Without question, earnings have slumped this year. Morgan Stanley stock, along with peers such as Goldman Sachs (NYSE:GS), Bank of America (NYSE:BAC), and JPMorgan Chase (NYSE:JPM), saw their stock prices drop through most of 2018. They also stagnated between mid-January and the middle of March, as tariff-related concerns continued to weigh on these stocks.
Moreover, fears of a recession led to a more dovish tone from the Fed. Higher interest rates tend to boost earnings potential for bank stocks. However, Morgan Stanley stock and other bank stocks have seemingly traded on prospects for the economy in recent months.
Optimism about the economy rebounded as the Fed’s more dovish tone and the optimism about a U.S.-China trade agreement helped to boost bank stocks. Indeed, the outlook now appears brighter. Analysts forecast earnings growth of 10.9% next year. Wall Street also forecasts average earnings increases of 10.82% per year for the next five years.
Morgan Stanley Stock Becoming a Valuation Play
Still, investors may have a bigger reason to buy than profit projections. Traders should also recognize that valuation could again become a key driver for Morgan Stanley stock. Due to falling multiples, MS may have also become a buy regardless of the economy. Investors who purchase now will pay only about 10.2 times earnings, much lower than its 14.5 average PE in recent years.
Multiples on Morgan Stanley stock have rarely fallen into the single digits historically. Moreover, when this low valuation comes with double-digit earnings growth, it becomes hard to see MS as anything but a buy. Unless earnings drop significantly, I see little else to change a bullish investment thesis on Morgan Stanley stock.
Moreover, even if a recovery in MS stock takes time, investors can still benefit. Thanks to the economic recovery, bank stocks have again begun to increase dividends annually. The annual dividend increases in Morgan Stanley stock resumed in 2014. Today, MS pays $1.20 per share in yearly dividends, a 2.5% yield. Over the last few years, these payout hikes have come when the company reports its second-quarter earnings. Hence, the yield will likely move higher in July.

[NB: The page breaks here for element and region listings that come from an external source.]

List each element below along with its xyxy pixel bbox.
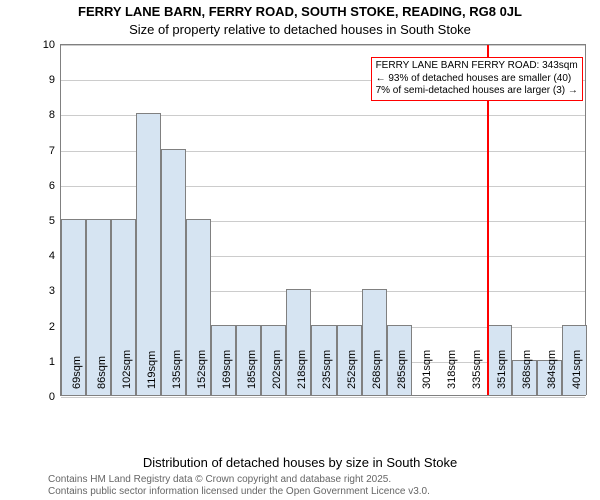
attribution-line: Contains HM Land Registry data © Crown c… bbox=[48, 474, 430, 486]
plot-area: 01234567891069sqm86sqm102sqm119sqm135sqm… bbox=[60, 44, 586, 396]
x-tick-label: 252sqm bbox=[346, 350, 358, 389]
y-tick-label: 1 bbox=[49, 356, 61, 368]
annotation-box: FERRY LANE BARN FERRY ROAD: 343sqm← 93% … bbox=[371, 57, 583, 101]
gridline bbox=[61, 397, 585, 398]
y-tick-label: 10 bbox=[43, 39, 61, 51]
x-tick-label: 185sqm bbox=[246, 350, 258, 389]
x-tick-label: 169sqm bbox=[221, 350, 233, 389]
y-tick-label: 5 bbox=[49, 215, 61, 227]
y-tick-label: 2 bbox=[49, 321, 61, 333]
annotation-line: FERRY LANE BARN FERRY ROAD: 343sqm bbox=[376, 60, 578, 73]
x-tick-label: 268sqm bbox=[371, 350, 383, 389]
y-tick-label: 0 bbox=[49, 391, 61, 403]
x-tick-label: 102sqm bbox=[121, 350, 133, 389]
x-tick-label: 235sqm bbox=[321, 350, 333, 389]
y-tick-label: 7 bbox=[49, 145, 61, 157]
attribution-text: Contains HM Land Registry data © Crown c… bbox=[48, 474, 430, 498]
chart-title-line1: FERRY LANE BARN, FERRY ROAD, SOUTH STOKE… bbox=[0, 4, 600, 19]
x-tick-label: 335sqm bbox=[471, 350, 483, 389]
x-tick-label: 119sqm bbox=[146, 351, 158, 389]
x-tick-label: 202sqm bbox=[271, 350, 283, 389]
x-tick-label: 301sqm bbox=[421, 350, 433, 389]
annotation-line: ← 93% of detached houses are smaller (40… bbox=[376, 73, 578, 86]
x-tick-label: 318sqm bbox=[446, 350, 458, 389]
x-tick-label: 351sqm bbox=[496, 350, 508, 389]
y-tick-label: 9 bbox=[49, 74, 61, 86]
y-tick-label: 4 bbox=[49, 250, 61, 262]
x-tick-label: 285sqm bbox=[396, 350, 408, 389]
x-tick-label: 135sqm bbox=[171, 350, 183, 389]
x-tick-label: 218sqm bbox=[296, 350, 308, 389]
x-tick-label: 69sqm bbox=[71, 356, 83, 389]
y-tick-label: 6 bbox=[49, 180, 61, 192]
gridline bbox=[61, 45, 585, 46]
x-tick-label: 384sqm bbox=[546, 350, 558, 389]
x-tick-label: 86sqm bbox=[96, 356, 108, 389]
x-tick-label: 152sqm bbox=[196, 350, 208, 389]
y-tick-label: 8 bbox=[49, 109, 61, 121]
attribution-line: Contains public sector information licen… bbox=[48, 486, 430, 498]
annotation-line: 7% of semi-detached houses are larger (3… bbox=[376, 85, 578, 98]
y-tick-label: 3 bbox=[49, 285, 61, 297]
x-tick-label: 368sqm bbox=[521, 350, 533, 389]
chart-title-line2: Size of property relative to detached ho… bbox=[0, 22, 600, 37]
chart-container: FERRY LANE BARN, FERRY ROAD, SOUTH STOKE… bbox=[0, 0, 600, 500]
x-tick-label: 401sqm bbox=[571, 350, 583, 389]
x-axis-label: Distribution of detached houses by size … bbox=[0, 455, 600, 470]
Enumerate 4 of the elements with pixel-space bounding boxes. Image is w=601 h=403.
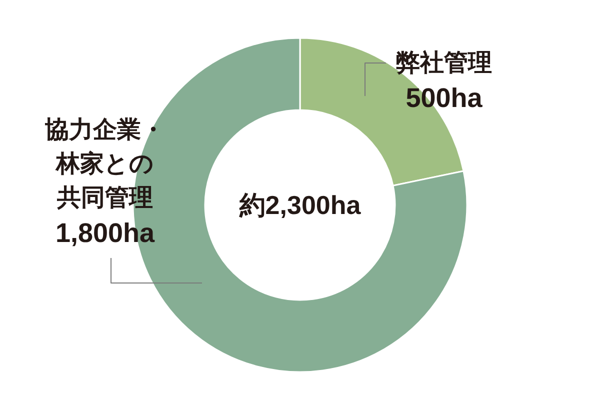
data-label: 500ha (406, 83, 484, 113)
slice-label: 弊社管理 (396, 50, 492, 76)
text: 約2,300ha (238, 190, 362, 220)
data-label: 1,800ha (55, 218, 156, 248)
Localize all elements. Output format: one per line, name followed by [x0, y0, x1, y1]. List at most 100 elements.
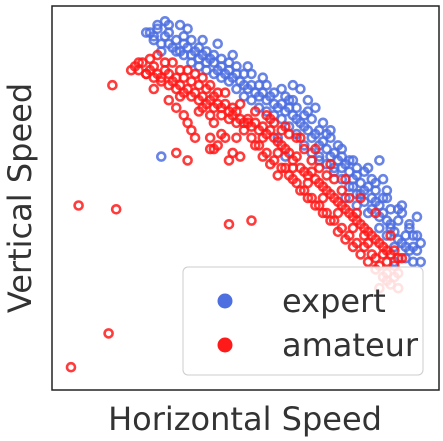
expert-point-181: [396, 200, 408, 211]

Final Thoughts on Morgan Stanley Stock
Following earnings, investors should consider buying Morgan Stanley stock regardless of the recent influence of economic forces. MS beat reduced earnings and revenue estimates. However, this has held little sway over the equity as it has fallen over the last year. During that time, investors sold off bank stocks in general, as economic worries became more significant.
This worry has taken Morgan Stanley stock to a PE ratio of just over 10. The stock fell to that valuation despite projections of double-digit earnings growth and an increased payout. With the low PE ratio and the potential earnings growth, MS’s downside appears limited. Add in the rising dividend, and it becomes hard to call MS stock anything but a buy.